J. Michael Talbert was named chairman of the Board of Directors, replacing Robert E. Rose, who retired following the 2011 Annual General Meeting.

The chairman announcement as well as the dividend approval both were made at the company’s 2011 annual general meeting in May in Cham, Switzerland.

The dividend will be paid out of additional paid-in capital. A schedule for the first out of four dividend installments can be found under the “News” section on at Transocean’s website, www.deepwater.com

During the meeting, shareholders also approved:

—The election of Jagjeet S. Bindra and Steve Lucas as Class III directors, each for a three year term; the election of Tan Ek Kia as a Class I director for a one year term; and the re-election of Martin B. McNamara and Ian C. Strachan as Class III directors, each for a three year term.

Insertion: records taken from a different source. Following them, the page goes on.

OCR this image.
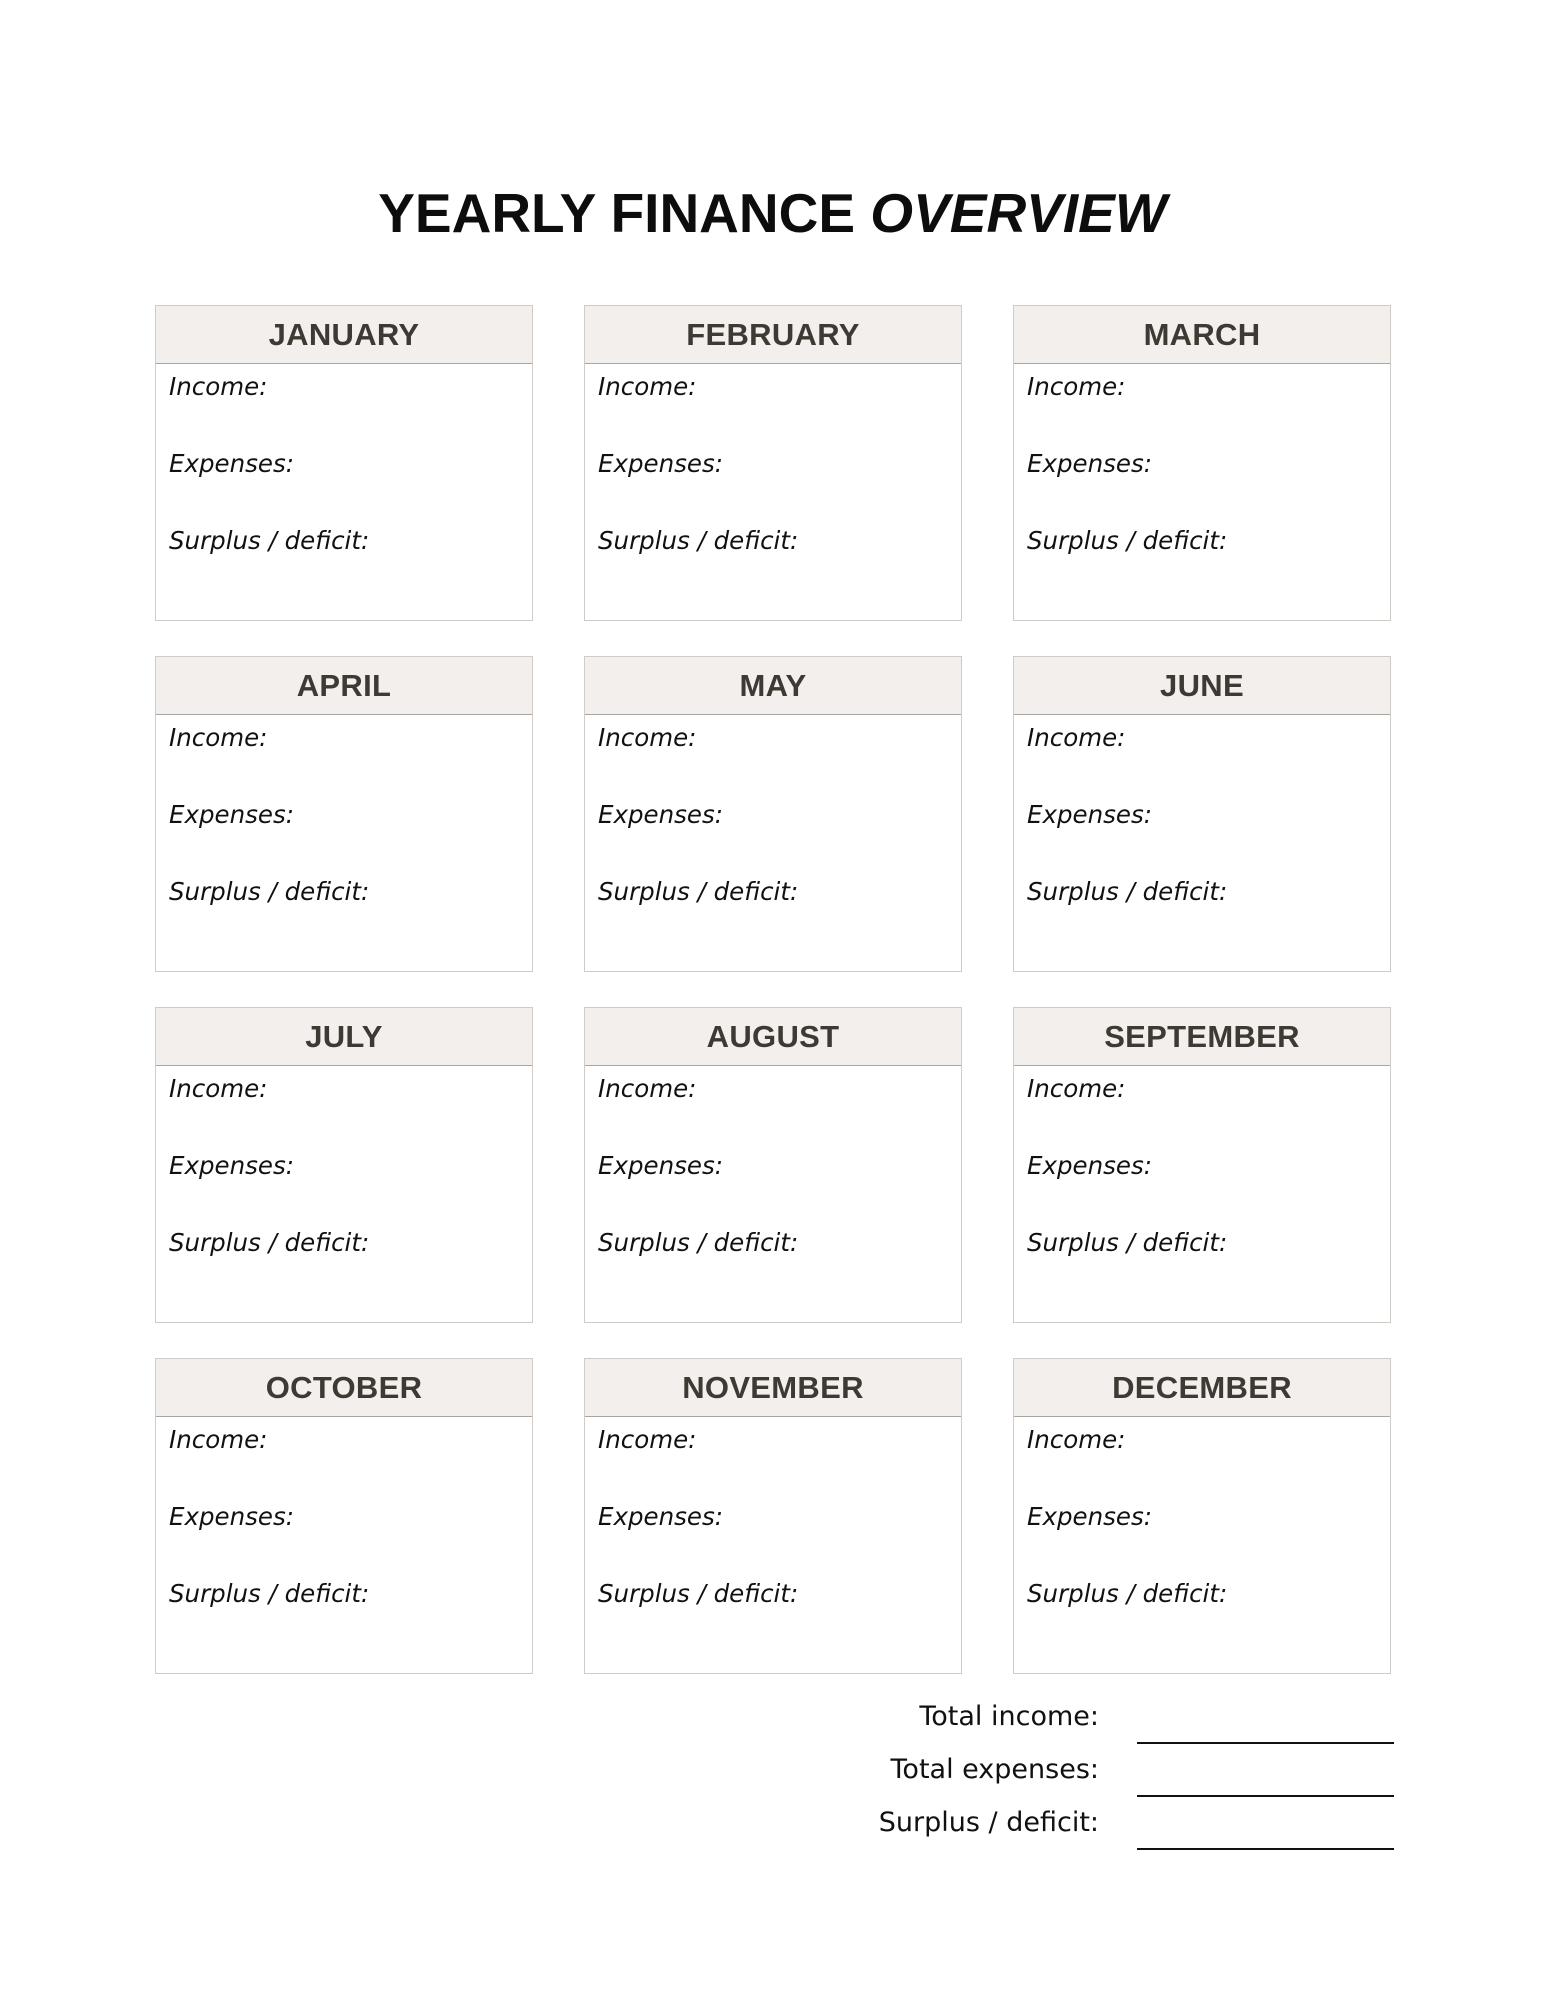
YEARLY FINANCE OVERVIEW
JANUARY
Income:
Expenses:
Surplus / deficit:
FEBRUARY
Income:
Expenses:
Surplus / deficit:
MARCH
Income:
Expenses:
Surplus / deficit:
APRIL
Income:
Expenses:
Surplus / deficit:
MAY
Income:
Expenses:
Surplus / deficit:
JUNE
Income:
Expenses:
Surplus / deficit:
JULY
Income:
Expenses:
Surplus / deficit:
AUGUST
Income:
Expenses:
Surplus / deficit:
SEPTEMBER
Income:
Expenses:
Surplus / deficit:
OCTOBER
Income:
Expenses:
Surplus / deficit:
NOVEMBER
Income:
Expenses:
Surplus / deficit:
DECEMBER
Income:
Expenses:
Surplus / deficit:
Total income:
Total expenses:
Surplus / deficit:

—The rescission of the $1 billion distribution to shareholders in the form of a par value reduction as approved at the 2010 annual general

meeting.

—The granting of board authority to issue shares out of authorized share capital of Transocean Ltd. for a new two-year period.

—An advisory vote approving the compensation of the company’s named executive officers and a separate advisory vote providing that the above advisory vote should be held on an annual basis.

—The 2010 annual report, including the consolidated financial statements for fiscal year 2010 and the statutory financial statements for fiscal year 2010.

The proposal to reduce the maximum number of members of the Board of Directors to 12 from 14 was not voted upon because it did not meet the required quorum.

The proposal regarding the discharge of the members of the Board of Directors and executive management from liability for activities during fiscal year 2010 was not approved.